I wasn't prepared for how difficult a newborn and a two year-old are to manage. Taken separately, each is a piece of cake. Combined, they're a holocaust of needs and demands, carefully synchronized for maximum chaos. While Caramia screams, her face -soft and round and plump as a fruit - screwed up in agony, Olivia manages to fall down and bump her head. Tears and howls and kisses to make it better ensue, only to be followed by a cup of spilled milk or a horrifying diaper. Even the dog has joined forces against us, needing to go outside only when he sees the baby settling in for a long nurse or finally drifting off to sleep in our arms. Naturally the phone never rings but when absolutely no one can manage to answer it, and the knock on the door waits for the one moment when either all hell has broken loose or I'm in the bathroom. Sleep is an elusive commodity, and meals are cobbled together affairs that rely entirely too much on peanut butter. We're all very tired and emotional, and struggling to adjust to this new world. Especially Olivia.

- Hold Tiny Baby Sister's Hand?

- Not now honey, she's sleeping.

- Hold her hand! Hold her hand!

- Hold Mommy's hand, Olivia. We love our Olivia.

- Old Baby likes Tiny Baby Sister, Mommy.

- She likes you too, Old Baby.

Aside from the occasional poke or squeeze, and the odd bop on the head, Olivia has been very gentle and loving with her new sister. It can't be easy to have your nice, predictable world invaded by a howling bundle that gobbles mommy and daddy's attention. It's all the more heart-rending because of Olivia's insistence on referring to herself as Old Baby, as though she were an obsolete model. I find myself wishing the days away, wanting to hurry Caramia's babyhood, to see her toddling and talking and playing with her sister. I keep making Olivia promises: soon you and your sister can have tea parties and do puzzles, and draw outside with chalk. And then I lift Caramia, warm and drowsing, with that impossibly sweet baby smell and I'm reminded that she is my last. Then I want her to stay small forever, even if the price is chaos and broken sleep.

With a glance at the clock, I swing off the bed, careful of my healing incision which aches and burns at the end of the day. Caramia is no longer crying, and I'm calculating how much sleep I might steal until her next feeding. With a final bounce on the mattress, Olivia clambers down after me, and the two of us make our way to the back door.
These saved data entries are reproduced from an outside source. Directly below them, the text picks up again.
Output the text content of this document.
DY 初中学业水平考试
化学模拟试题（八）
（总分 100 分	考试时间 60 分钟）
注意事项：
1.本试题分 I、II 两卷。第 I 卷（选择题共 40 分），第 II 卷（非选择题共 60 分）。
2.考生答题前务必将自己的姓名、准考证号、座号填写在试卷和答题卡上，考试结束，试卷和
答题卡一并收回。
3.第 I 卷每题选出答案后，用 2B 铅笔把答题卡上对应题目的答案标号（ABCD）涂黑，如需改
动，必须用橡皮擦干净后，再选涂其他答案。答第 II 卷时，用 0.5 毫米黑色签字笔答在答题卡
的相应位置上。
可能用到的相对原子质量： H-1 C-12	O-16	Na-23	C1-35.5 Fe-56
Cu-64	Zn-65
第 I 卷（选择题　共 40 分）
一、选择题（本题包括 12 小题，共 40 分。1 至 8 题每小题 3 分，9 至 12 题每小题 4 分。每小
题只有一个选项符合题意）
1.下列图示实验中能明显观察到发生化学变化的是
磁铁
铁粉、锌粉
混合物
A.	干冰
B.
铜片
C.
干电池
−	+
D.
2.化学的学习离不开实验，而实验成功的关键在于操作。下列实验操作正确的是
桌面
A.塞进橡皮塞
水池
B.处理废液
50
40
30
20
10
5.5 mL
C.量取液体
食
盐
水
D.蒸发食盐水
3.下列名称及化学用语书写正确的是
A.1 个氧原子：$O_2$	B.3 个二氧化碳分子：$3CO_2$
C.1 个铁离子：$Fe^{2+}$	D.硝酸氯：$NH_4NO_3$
- Mommy hold Old Baby hand?

I take her hand, so small and moist and warm. Unlatching the deadbolt, we step outside into the muggy August night. The frogs are in rare form this evening, practically bellowing. There is a sliver of moon rising above the trees, the air still heavy with the afternoon rain. A small toad hops from beneath a shrub at our feet. I snatch and amazingly, succeed in capturing him. He squirms in my closed fist, but I hold on tight and very carefully place him in Olivia's outstretched palm. She stares at the toad in delight, then squeals when he leaps to freedom. He's off to the pond, I tell her, off to join the others to sing us to sleep. We say goodnight then, to the frogs and toads and the moon. We say goodnight to each other. Old Baby and Mommy and Daddy and Tiny Baby Sister and our very own lullaby, the love songs of toads.